While the entire sales enablement ecosystem is essential, recruiting is the foundation. Recruiting future employees is about attracting the right talent for your culture. I am not talking ping-pong and beer keg culture; I am talking about the mission, vision, and value of your purpose.
Hiring
The second element of sales enablement focuses on helping sales teams hire better talent, which requires a comprehensive strategy.
Hiring managers often give preference to attributes like a candidate being “polished,” “having a presence,” and “being extraverted” and overlook critical competencies such as sales approach, storytelling, or the ability to deliver a compelling narrative and emotional intelligence.
When included in the hiring process, sales enablement can help organizations focus on identifying coachable, repeatable, and measurable behaviors based on the role.
Onboarding
Let’s dispel a conventional theory. Onboarding is not about teaching employees every minute detail about your product, solution, or service in the first 14 days. Yes, we understand the importance of product knowledge, however, it is equally as important to communicate how your product, solution, or service creates differentiating value for your clients.
When done right, onboarding sets the tone for your employees’ experience.
Neglect it at your own risk!
Training
Many organizations mistakenly define sales enablement as training. Sales training is a component of sales enablement’s ecosystem.
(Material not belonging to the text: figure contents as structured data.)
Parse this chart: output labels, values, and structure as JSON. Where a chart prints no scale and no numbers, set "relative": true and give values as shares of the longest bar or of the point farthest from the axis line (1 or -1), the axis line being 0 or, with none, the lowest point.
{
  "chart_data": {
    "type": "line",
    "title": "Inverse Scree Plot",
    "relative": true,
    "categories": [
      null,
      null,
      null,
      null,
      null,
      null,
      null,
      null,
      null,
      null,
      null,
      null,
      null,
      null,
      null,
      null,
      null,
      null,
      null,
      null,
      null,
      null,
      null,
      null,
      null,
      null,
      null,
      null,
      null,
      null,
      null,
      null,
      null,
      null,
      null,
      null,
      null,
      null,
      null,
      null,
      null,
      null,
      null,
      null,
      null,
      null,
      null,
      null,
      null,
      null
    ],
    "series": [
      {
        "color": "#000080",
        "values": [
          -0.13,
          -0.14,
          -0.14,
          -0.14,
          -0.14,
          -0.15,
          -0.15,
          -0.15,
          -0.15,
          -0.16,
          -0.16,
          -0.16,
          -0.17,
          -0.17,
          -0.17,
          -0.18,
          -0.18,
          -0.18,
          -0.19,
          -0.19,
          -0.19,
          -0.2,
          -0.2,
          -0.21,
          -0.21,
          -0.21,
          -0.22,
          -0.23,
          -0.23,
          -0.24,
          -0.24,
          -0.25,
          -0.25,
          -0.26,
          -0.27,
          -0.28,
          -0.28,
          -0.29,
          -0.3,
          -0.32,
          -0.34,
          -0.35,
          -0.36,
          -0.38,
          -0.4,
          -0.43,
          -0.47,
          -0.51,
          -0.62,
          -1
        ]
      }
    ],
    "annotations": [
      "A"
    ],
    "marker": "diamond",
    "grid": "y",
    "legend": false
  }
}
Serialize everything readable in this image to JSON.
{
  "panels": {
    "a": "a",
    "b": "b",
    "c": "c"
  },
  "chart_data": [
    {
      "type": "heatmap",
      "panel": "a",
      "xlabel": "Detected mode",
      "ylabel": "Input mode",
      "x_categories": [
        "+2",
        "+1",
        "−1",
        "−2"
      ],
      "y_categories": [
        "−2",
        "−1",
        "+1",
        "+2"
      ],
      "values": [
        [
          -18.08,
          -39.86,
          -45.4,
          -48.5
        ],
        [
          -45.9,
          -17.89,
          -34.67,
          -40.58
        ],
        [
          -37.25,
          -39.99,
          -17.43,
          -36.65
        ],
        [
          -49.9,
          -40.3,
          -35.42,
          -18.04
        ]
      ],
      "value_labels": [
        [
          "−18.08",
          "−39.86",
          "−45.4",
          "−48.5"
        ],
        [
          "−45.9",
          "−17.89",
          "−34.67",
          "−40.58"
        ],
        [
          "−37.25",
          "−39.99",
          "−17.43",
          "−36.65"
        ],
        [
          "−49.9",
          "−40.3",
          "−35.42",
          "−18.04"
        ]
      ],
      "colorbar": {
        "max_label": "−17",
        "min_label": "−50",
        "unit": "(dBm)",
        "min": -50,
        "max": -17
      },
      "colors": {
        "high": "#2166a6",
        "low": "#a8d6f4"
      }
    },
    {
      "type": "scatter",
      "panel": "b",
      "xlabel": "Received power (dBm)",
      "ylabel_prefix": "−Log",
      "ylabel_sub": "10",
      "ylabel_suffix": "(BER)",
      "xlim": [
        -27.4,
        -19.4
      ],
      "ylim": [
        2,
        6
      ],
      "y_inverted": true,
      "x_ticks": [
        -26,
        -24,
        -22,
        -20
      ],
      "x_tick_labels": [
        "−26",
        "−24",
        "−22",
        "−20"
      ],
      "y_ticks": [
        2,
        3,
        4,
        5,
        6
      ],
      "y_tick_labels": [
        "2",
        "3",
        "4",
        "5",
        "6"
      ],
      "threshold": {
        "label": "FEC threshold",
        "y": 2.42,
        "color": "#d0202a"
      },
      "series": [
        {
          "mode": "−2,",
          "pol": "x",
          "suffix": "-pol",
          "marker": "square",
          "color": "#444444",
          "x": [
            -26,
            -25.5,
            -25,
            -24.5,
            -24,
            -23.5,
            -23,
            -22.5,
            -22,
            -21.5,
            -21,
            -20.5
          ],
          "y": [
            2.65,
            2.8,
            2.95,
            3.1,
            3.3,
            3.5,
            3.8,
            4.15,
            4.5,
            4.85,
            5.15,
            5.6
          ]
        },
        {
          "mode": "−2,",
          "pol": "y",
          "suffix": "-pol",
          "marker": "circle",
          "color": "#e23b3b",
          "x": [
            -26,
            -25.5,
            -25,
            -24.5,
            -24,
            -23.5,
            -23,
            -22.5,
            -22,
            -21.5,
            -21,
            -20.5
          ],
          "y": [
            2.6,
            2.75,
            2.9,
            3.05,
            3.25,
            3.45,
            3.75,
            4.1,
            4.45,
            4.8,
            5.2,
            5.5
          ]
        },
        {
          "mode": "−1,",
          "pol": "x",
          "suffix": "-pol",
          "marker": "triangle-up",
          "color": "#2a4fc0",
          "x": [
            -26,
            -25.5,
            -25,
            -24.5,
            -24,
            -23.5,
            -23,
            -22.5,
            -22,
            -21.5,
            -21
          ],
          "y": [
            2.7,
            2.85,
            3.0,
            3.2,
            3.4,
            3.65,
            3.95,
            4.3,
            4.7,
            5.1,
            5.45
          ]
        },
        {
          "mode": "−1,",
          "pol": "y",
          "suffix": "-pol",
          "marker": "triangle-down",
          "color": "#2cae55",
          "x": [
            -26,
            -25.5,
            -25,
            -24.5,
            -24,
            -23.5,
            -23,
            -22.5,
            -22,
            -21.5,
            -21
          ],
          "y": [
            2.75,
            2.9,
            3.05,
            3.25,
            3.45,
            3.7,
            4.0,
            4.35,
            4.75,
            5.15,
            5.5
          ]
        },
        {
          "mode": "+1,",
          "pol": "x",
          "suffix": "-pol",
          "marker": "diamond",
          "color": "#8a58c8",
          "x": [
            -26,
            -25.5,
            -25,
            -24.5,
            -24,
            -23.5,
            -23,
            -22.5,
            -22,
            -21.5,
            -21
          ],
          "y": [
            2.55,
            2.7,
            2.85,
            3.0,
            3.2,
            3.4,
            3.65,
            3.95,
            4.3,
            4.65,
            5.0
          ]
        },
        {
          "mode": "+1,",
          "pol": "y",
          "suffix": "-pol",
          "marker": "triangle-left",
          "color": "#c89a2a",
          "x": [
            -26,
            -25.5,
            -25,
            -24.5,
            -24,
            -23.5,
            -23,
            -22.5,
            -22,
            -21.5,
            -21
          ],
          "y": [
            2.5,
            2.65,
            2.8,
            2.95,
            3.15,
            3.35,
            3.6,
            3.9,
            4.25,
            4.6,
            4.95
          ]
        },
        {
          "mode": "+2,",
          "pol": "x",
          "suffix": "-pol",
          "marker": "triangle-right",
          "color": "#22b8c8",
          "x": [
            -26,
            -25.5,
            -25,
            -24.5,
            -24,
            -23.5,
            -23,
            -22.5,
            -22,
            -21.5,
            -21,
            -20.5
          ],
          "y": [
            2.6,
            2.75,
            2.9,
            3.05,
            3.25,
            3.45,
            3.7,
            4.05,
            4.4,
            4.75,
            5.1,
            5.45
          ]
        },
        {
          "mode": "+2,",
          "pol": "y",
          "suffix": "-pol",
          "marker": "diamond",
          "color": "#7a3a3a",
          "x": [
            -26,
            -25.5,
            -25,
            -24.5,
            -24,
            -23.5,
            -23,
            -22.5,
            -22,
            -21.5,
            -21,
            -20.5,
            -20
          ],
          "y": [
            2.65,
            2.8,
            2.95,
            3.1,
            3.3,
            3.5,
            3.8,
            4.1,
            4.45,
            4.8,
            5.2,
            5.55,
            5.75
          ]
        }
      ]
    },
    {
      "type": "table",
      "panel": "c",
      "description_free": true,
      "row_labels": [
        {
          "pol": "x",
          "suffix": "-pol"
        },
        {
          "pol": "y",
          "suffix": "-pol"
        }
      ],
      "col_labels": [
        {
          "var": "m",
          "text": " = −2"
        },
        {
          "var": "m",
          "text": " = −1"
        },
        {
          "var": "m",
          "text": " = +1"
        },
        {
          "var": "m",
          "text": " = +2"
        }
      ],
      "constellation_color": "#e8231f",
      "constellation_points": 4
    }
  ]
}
No sales enablement strategy would be complete without training; however, they are NOT the same. This requires forward-thinking leadership, an investment in technology, and a commitment to a multi-generational workforce (even in the midst of a pandemic).
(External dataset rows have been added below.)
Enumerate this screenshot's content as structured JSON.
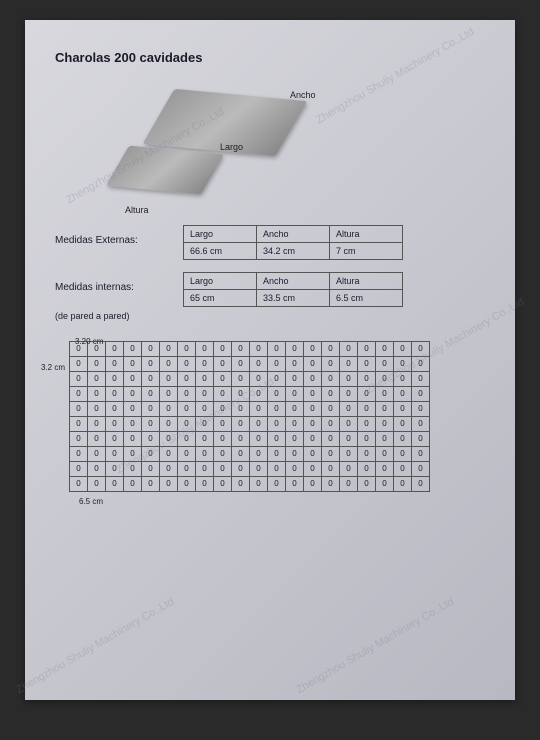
{
  "title": "Charolas 200 cavidades",
  "diagram": {
    "label_ancho": "Ancho",
    "label_largo": "Largo",
    "label_altura": "Altura"
  },
  "tables": {
    "externas": {
      "label": "Medidas Externas:",
      "headers": [
        "Largo",
        "Ancho",
        "Altura"
      ],
      "values": [
        "66.6 cm",
        "34.2 cm",
        "7 cm"
      ]
    },
    "internas": {
      "label": "Medidas internas:",
      "sublabel": "(de pared a pared)",
      "headers": [
        "Largo",
        "Ancho",
        "Altura"
      ],
      "values": [
        "65 cm",
        "33.5 cm",
        "6.5 cm"
      ]
    }
  },
  "grid": {
    "top_label": "3.20 cm",
    "left_label": "3.2 cm",
    "bottom_label": "6.5 cm",
    "rows": 10,
    "cols": 20,
    "cell_content": "0"
  },
  "watermark_text": "Zhengzhou Shuliy Machinery Co.,Ltd",
  "styling": {
    "page_bg_gradient": [
      "#d8d8de",
      "#c8c8d0",
      "#b8b8c2"
    ],
    "title_color": "#1a1a2a",
    "title_fontsize": 13,
    "table_border_color": "#555555",
    "table_fontsize": 9,
    "grid_cell_width": 17,
    "grid_cell_height": 14,
    "grid_fontsize": 8,
    "tray_colors": [
      "#999999",
      "#bbbbbb",
      "#888888"
    ],
    "watermark_color": "rgba(120,120,140,0.25)",
    "watermark_angle": -30
  }
}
Training is like a baton in a relay race; it can be exchanged with precision and intent, to accelerate performance.
Reinforcement
Art Kohn from Learning Solutions wrote that “Within one hour, people will have forgotten an average of 50 percent of the information you presented. Within 24 hours, they will have forgotten an average of 70 percent of new information, and within a week, 90 percent of it will be completely forgotten.”
If we expect sales behaviors to change, reinforcement is the next natural sales enablement element. Reinforcement requires consistency, commitment, and communication.
Training can only be as effective as your reinforcement strategy.
Coaching
No sales training and reinforcing would be complete without sales coaching. Coaching turns information into execution; advice into action. Coaching identifies and corrects behaviors that might otherwise have gone unnoticed. Coaching personalizes tactics so each sales rep can maximize their potential. High-performing coaches are strategic, even in the application of coaching itself.
Metrics
Metrics are one of the most under-utilized tools in sales enablement (outside of sales quotas). Organizations often use lagging metrics that embody a ‘rearview mirror’ approach to performance management. Instead, sales enablement has a critical role in using data to identify, articulate, and support the adoption of effective selling behaviors.
By now, it should be clear that sales enablement is a powerful strategy to groom high performing sales teams. It provides a holistic process with long-term gain in mind to:
- recruit the best talent
- create memorable onboarding experiences
- align selling skills to your customer’s buying evolution
- communicate differentiating value
We can’t change what has happened, but we can influence what will happen. That’s the beauty of sales enablement. It’s how we help you bring your win within reach!